ASC, EKAM, SO'T, EAM and RLS participated in the concept and design of the study. ASC, GV, AG, MC, RDG and BG provided materials for the study. ASC, EKAM, SO'T, TJM, EAM, RLS, MMR and ZS performed data analysis and interpretation for the study. ASC, EKAM, SO'T, EAM and RLS drafted, revised and edited the manuscript. All authors read and approved the final draft of the manuscript.

Acknowledgements

We record with sorrow the recent death of Professor Rob Sutherland who, as Inaugural Director of The Kinghorn Cancer Centre and Director of the Cancer Research Program, Garvan Institute of Medical Research, was the driving force behind this collaboration with the International Breast Cancer Study Group.

The authors would like to thank Ms Joanne Scorer for assistance in preparing the manuscript. We thank the patients who participated in the clinical trials, and the contributions of the physicians, nurses, data managers, and pathologists of the International Breast Cancer Study Group.

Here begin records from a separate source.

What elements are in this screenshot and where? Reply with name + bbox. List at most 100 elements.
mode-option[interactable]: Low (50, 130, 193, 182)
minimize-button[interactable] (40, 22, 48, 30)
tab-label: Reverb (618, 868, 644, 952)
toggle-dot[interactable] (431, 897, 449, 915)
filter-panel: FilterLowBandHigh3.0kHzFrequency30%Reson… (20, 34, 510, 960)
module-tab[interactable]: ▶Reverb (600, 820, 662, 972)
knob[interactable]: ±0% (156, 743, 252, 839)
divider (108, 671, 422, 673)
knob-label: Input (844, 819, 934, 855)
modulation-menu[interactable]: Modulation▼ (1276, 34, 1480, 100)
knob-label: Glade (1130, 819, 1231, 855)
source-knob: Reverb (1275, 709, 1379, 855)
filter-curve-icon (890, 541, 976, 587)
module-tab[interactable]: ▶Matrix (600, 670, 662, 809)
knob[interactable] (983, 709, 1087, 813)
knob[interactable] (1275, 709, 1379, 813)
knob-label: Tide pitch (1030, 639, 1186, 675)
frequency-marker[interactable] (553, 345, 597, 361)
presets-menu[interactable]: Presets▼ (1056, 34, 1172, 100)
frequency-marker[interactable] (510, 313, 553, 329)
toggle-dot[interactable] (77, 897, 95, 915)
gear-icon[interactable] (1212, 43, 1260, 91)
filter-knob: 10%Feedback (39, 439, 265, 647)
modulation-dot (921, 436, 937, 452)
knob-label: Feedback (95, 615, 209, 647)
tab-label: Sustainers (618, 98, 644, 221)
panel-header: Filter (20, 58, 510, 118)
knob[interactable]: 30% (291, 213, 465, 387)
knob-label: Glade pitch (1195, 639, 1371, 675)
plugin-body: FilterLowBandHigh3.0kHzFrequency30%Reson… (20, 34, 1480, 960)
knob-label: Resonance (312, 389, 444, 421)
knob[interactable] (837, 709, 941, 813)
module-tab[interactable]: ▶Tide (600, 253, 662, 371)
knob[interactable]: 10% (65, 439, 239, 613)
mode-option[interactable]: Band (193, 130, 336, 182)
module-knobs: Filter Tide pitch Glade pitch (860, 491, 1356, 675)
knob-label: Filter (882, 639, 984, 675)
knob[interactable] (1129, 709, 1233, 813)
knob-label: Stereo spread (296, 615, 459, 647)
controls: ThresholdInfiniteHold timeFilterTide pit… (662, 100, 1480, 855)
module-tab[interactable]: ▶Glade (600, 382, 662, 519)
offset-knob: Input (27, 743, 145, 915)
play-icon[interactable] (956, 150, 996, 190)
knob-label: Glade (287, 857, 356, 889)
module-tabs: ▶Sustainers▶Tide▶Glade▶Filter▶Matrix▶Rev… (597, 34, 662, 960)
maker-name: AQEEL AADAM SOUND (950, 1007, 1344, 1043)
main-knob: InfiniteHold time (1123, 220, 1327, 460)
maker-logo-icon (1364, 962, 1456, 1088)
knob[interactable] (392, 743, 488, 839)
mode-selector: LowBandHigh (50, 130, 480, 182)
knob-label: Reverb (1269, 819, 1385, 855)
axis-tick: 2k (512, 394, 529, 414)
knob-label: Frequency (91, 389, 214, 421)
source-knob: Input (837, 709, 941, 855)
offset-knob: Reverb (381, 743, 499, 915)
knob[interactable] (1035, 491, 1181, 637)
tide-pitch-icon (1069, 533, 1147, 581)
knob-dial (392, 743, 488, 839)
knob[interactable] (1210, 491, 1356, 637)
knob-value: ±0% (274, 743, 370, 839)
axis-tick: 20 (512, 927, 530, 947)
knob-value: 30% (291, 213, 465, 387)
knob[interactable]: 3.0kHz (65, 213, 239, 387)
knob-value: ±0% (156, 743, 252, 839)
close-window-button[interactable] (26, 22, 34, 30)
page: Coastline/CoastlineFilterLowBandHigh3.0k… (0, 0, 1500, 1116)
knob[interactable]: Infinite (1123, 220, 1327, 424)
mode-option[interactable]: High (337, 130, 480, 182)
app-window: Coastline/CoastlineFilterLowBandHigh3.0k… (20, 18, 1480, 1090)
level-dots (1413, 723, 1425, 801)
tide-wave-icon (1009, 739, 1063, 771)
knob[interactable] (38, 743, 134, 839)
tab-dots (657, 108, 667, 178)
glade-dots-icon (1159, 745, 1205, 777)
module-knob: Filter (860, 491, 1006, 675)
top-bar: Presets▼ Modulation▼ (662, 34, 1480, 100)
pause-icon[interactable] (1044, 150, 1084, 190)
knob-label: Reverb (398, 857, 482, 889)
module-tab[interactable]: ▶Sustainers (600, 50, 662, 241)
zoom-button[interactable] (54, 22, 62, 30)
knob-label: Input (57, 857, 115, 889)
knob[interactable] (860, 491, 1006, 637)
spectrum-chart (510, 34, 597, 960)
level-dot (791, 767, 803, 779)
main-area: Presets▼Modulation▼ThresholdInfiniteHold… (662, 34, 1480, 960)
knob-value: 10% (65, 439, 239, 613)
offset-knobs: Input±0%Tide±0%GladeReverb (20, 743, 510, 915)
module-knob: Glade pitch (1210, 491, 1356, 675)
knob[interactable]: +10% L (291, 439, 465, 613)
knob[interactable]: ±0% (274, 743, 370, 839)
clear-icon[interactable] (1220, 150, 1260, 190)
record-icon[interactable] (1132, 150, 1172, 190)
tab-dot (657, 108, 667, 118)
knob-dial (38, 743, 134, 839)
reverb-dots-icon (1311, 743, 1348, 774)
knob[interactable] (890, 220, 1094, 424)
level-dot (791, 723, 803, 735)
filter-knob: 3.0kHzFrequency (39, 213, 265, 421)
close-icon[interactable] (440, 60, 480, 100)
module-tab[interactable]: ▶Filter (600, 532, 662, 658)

This work was supported by the National Health and Medical Research Council (Program Grant 535903 EA Musgrove, RL Sutherland; Fellowship 427601 RL Sutherland), the Cancer Institute New South Wales (Translational Program Grant 10/TPG/1-04 RL Sutherland, EA Musgrove, EKA Millar, SA O'Toole; Sydney Catalyst Translational Research Centre 11/TRC/1-02 RL Sutherland; Fellowships 10/CRF/1-07 SA O'Toole, 11/CDF/3-26 EA Musgrove, 11/CDF/3-25 TJ Molloy), the Australia and New Zealand Breast Cancer Trials Group (RL Sutherland, SA O'Toole), the Australian Cancer Research Foundation (RL Sutherland, EA Musgrove), the Sydney Breast Cancer Foundation (SA O'Toole), the RT Hall Trust (RL Sutherland) and the Petre Foundation (RL Sutherland). Additional support for IBCSG Trials VIII and IX was provided in part by the Swedish Society for Cancer Research; the Frontier Science and Technology Research Foundation; the Swiss Group for Clinical Cancer Research (SAKK); the Swiss Cancer League; and the United States National Institutes of Health (CA-75362).